Optus Stadium in Perth, the likely venue of the 2021 grand final.Credit:AFL Photos

Carroll worked for the football club until 2013 as a historian and publisher, wrote a history of the Dees, and was drafted on to the past players’ committee. She’s toiling away on a new history, writes an engaging blog called Balcony Banter and meantime works in the MCC library on match days.

People come in for research, to finish off school assignments while their families watch the footy, or for the striking view of the city skyline. “Occasionally, if it’s nice and sunny, they fall asleep,” Carroll says. “You’re meant to close at half-time, and very occasionally you have to go and tap them on the shoulder.”

In what should be a month of blissful communion, football club, ground and fans will be far apart. Carroll intends to deal with it as stoically as her beloved Dees as they were shunted around the country this season. “I’m very proud of them. You never heard any complaints,” she says. “You saw Ben Brown with his pillow under his arm. They’ve adapted all the way along.

“As the song says, ‘every heart beats true’. It’s about where the hearts are at the moment. They’re with the team, no matter where they are.”

An empty MCG members reserve during the round 23 Essendon v Collingwood game.Credit:Getty Images

Melbourne fans are torn between bullish feelings about this team, and tempting fate by admitting to them. It’s been a long road since 1964. Smith never played in a final, Flower only in his last season. There were grand finals in 1988 and 2000, but as distant underdogs both times, and it showed. One good year is no guarantee of another; the last three years demonstrate it.

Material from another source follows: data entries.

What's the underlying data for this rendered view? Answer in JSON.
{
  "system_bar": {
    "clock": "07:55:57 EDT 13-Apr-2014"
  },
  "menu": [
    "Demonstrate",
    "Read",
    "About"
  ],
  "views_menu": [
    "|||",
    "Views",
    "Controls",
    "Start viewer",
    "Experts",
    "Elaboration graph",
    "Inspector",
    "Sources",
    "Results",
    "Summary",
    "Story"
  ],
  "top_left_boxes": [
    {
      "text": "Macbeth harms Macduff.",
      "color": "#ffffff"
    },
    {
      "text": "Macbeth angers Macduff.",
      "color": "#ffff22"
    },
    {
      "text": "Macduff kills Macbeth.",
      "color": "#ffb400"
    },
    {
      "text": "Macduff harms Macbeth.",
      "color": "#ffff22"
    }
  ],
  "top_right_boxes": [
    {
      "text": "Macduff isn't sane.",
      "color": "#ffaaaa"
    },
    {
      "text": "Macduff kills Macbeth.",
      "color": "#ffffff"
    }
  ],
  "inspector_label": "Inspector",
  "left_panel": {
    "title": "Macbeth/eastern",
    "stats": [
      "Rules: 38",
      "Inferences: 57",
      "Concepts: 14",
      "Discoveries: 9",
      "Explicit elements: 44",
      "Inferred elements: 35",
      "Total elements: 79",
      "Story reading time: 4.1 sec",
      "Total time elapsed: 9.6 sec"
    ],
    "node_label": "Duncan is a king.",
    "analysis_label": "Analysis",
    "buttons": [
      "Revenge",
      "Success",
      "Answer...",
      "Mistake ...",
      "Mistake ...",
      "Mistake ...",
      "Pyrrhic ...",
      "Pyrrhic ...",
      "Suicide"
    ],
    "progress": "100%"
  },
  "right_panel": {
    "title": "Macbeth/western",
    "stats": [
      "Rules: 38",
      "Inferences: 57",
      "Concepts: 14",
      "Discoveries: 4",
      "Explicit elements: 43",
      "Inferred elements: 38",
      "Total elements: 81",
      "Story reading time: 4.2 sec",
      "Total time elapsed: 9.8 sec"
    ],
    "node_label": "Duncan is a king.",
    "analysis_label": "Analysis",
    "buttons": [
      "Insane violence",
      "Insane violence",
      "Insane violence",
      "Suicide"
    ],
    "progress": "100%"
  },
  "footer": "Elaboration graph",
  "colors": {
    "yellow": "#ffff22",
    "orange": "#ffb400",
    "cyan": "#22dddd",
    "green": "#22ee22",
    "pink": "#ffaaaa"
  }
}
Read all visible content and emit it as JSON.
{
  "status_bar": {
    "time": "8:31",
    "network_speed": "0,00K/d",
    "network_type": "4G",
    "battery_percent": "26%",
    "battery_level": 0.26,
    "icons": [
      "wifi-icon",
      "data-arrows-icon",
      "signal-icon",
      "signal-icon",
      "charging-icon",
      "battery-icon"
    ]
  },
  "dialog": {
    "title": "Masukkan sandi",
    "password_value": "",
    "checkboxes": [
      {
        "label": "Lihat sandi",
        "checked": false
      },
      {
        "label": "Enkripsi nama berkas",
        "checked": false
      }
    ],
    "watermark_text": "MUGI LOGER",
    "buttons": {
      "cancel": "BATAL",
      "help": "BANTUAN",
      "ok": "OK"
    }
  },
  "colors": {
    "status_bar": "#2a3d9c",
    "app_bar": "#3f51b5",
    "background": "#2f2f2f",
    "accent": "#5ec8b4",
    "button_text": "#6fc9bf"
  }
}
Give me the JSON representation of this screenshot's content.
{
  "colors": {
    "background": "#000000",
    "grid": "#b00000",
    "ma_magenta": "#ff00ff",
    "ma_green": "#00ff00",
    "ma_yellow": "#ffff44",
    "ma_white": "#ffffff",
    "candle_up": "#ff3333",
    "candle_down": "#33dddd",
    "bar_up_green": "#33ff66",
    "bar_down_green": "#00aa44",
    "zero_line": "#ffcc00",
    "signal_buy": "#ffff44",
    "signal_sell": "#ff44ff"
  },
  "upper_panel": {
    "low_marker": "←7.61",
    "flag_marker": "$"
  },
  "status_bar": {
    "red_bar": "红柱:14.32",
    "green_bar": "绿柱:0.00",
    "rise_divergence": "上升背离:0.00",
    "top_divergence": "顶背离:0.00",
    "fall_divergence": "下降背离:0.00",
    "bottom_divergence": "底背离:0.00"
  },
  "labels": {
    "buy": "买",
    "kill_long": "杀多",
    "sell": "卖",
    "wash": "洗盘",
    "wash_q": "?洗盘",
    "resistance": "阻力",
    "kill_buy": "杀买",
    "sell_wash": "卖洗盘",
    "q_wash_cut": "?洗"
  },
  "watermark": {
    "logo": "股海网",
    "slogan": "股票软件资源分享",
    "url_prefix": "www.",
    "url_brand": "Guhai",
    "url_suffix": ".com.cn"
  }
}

If the grand final is in Perth and Melbourne are in it, Smith won’t go. The bells and whistles of the build-up there would act only as a reminder of what was missing here. Besides, going would be asking for it.

As for a flag won by Melbourne, but not on Melbourne’s famous ground and not with Melbourne’s core fans to behold it? “Of course, you’d take it,” says Anderson. “Will it be hollow? Of course. But as long as we’re there to watch back-to-back the next year, that’d make up for it.”

Carroll’s in accord. “Of course it would be lovely to have it at the MCG,” she says. “But you can’t cry for the moon. The way things are at the moment, even if it was at the MCG, most people wouldn’t be able to go. We might have to get them to do it again next year at the MCG.”